Saturday 7 February 2009

Old Buildings in the Adelaide Hills

I recently took a road trip around the Adelaide Hills. I came across some amazing old buildings, some still habitable, some not and some, I am not quite sure, but all of them with character.

Right in the middle of the supposedly fastest growing town in South Australia, Mt Barker, was a strangely majestic sandstone building which looked to me as if it had once been a stable, or perhaps even partly living quarters.

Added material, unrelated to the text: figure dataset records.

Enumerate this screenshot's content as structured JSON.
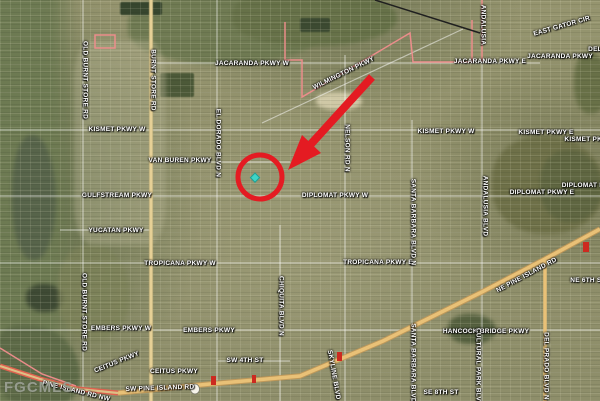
{
  "watermark": {
    "text": "FGCMLS"
  },
  "colors": {
    "annotation_red": "#e41b22",
    "marker_teal": "#3ed4c6",
    "highway_yellow": "#e9c177",
    "road_yellow": "#e6d096",
    "boundary_pink": "#f08d8d",
    "watermark_grey": "#9ba194"
  },
  "map": {
    "type": "satellite-aerial",
    "road_labels": [
      {
        "text": "JACARANDA PKWY W",
        "x": 252,
        "y": 64,
        "rot": 0
      },
      {
        "text": "JACARANDA PKWY E",
        "x": 490,
        "y": 62,
        "rot": 0
      },
      {
        "text": "JACARANDA PKWY",
        "x": 560,
        "y": 57,
        "rot": 0
      },
      {
        "text": "EAST GATOR CIR",
        "x": 562,
        "y": 27,
        "rot": -16
      },
      {
        "text": "WILMINGTON PKWY",
        "x": 344,
        "y": 74,
        "rot": -26
      },
      {
        "text": "KISMET PKWY W",
        "x": 117,
        "y": 130,
        "rot": 0
      },
      {
        "text": "KISMET PKWY W",
        "x": 446,
        "y": 132,
        "rot": 0
      },
      {
        "text": "KISMET PKWY E",
        "x": 546,
        "y": 133,
        "rot": 0
      },
      {
        "text": "KISMET PKWY E",
        "x": 592,
        "y": 140,
        "rot": 0
      },
      {
        "text": "VAN BUREN PKWY",
        "x": 180,
        "y": 161,
        "rot": 0
      },
      {
        "text": "GULFSTREAM PKWY",
        "x": 117,
        "y": 196,
        "rot": 0
      },
      {
        "text": "DIPLOMAT PKWY W",
        "x": 335,
        "y": 196,
        "rot": 0
      },
      {
        "text": "DIPLOMAT PKWY E",
        "x": 542,
        "y": 193,
        "rot": 0
      },
      {
        "text": "DIPLOMAT PKWY E",
        "x": 594,
        "y": 186,
        "rot": 0
      },
      {
        "text": "YUCATAN PKWY",
        "x": 116,
        "y": 231,
        "rot": 0
      },
      {
        "text": "TROPICANA PKWY W",
        "x": 180,
        "y": 264,
        "rot": 0
      },
      {
        "text": "TROPICANA PKWY E",
        "x": 378,
        "y": 263,
        "rot": 0
      },
      {
        "text": "EMBERS PKWY W",
        "x": 121,
        "y": 329,
        "rot": 0
      },
      {
        "text": "EMBERS PKWY",
        "x": 209,
        "y": 331,
        "rot": 0
      },
      {
        "text": "SW 4TH ST",
        "x": 245,
        "y": 361,
        "rot": 0
      },
      {
        "text": "SE 8TH ST",
        "x": 441,
        "y": 393,
        "rot": 0
      },
      {
        "text": "HANCOCK BRIDGE PKWY",
        "x": 486,
        "y": 332,
        "rot": 0
      },
      {
        "text": "CEITUS PKWY",
        "x": 117,
        "y": 363,
        "rot": -22
      },
      {
        "text": "CEITUS PKWY",
        "x": 174,
        "y": 372,
        "rot": 0
      },
      {
        "text": "SW PINE ISLAND RD",
        "x": 160,
        "y": 389,
        "rot": -2
      },
      {
        "text": "PINE ISLAND RD NW",
        "x": 76,
        "y": 392,
        "rot": 14
      },
      {
        "text": "NE PINE ISLAND RD",
        "x": 527,
        "y": 276,
        "rot": -28
      },
      {
        "text": "NE 6TH ST",
        "x": 588,
        "y": 281,
        "rot": 0
      },
      {
        "text": "DEL",
        "x": 595,
        "y": 50,
        "rot": 0
      },
      {
        "text": "OLD BURNT STORE RD",
        "x": 84,
        "y": 80,
        "rot": 90
      },
      {
        "text": "OLD BURNT STORE RD",
        "x": 83,
        "y": 312,
        "rot": 90
      },
      {
        "text": "BURNT STORE RD",
        "x": 152,
        "y": 80,
        "rot": 90
      },
      {
        "text": "EL DORADO BLVD N",
        "x": 217,
        "y": 143,
        "rot": 90
      },
      {
        "text": "NELSON RD N",
        "x": 346,
        "y": 148,
        "rot": 90
      },
      {
        "text": "ANDALUSIA",
        "x": 482,
        "y": 25,
        "rot": 90
      },
      {
        "text": "ANDALUSIA BLVD",
        "x": 484,
        "y": 206,
        "rot": 90
      },
      {
        "text": "SANTA BARBARA BLVD N",
        "x": 412,
        "y": 222,
        "rot": 90
      },
      {
        "text": "SANTA BARBARA BLVD",
        "x": 412,
        "y": 363,
        "rot": 90
      },
      {
        "text": "CULTURAL PARK BLVD",
        "x": 477,
        "y": 367,
        "rot": 90
      },
      {
        "text": "CHIQUITA BLVD N",
        "x": 280,
        "y": 306,
        "rot": 90
      },
      {
        "text": "DEL PRADO BLVD N",
        "x": 545,
        "y": 366,
        "rot": 90
      },
      {
        "text": "SKYLINE BLVD",
        "x": 333,
        "y": 375,
        "rot": 80
      }
    ]
  }
}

It sat high on the hill, with an aura of authority as it looked down on the town, knowingly watching it grow. If only those wall could speak … the stories they could tell. Sitting beside it was an old rusted plough … amazing feeling about the place. I would have loved to walk inside and feel the aura; but the barbed wire fence surrounding it made it reasonably clear that that would not be welcome. I do, however, intend to check it out again next visit. It sits on the hill in a large paddock, in the middle of a new subdivision on the outskirts of Mt Barker - Mt Barker Heights? - in splendid isolation definitely oozing authority. Below and around it are many modern homes and even the odd Mc Mansion, but it has not an air of being threatened. And I hope it stays that way.

Bit of history … Mount Barker was named after the explorer, Captain Collett Barker, who was killed by Aborigines at the mouth of the Murray in 1831.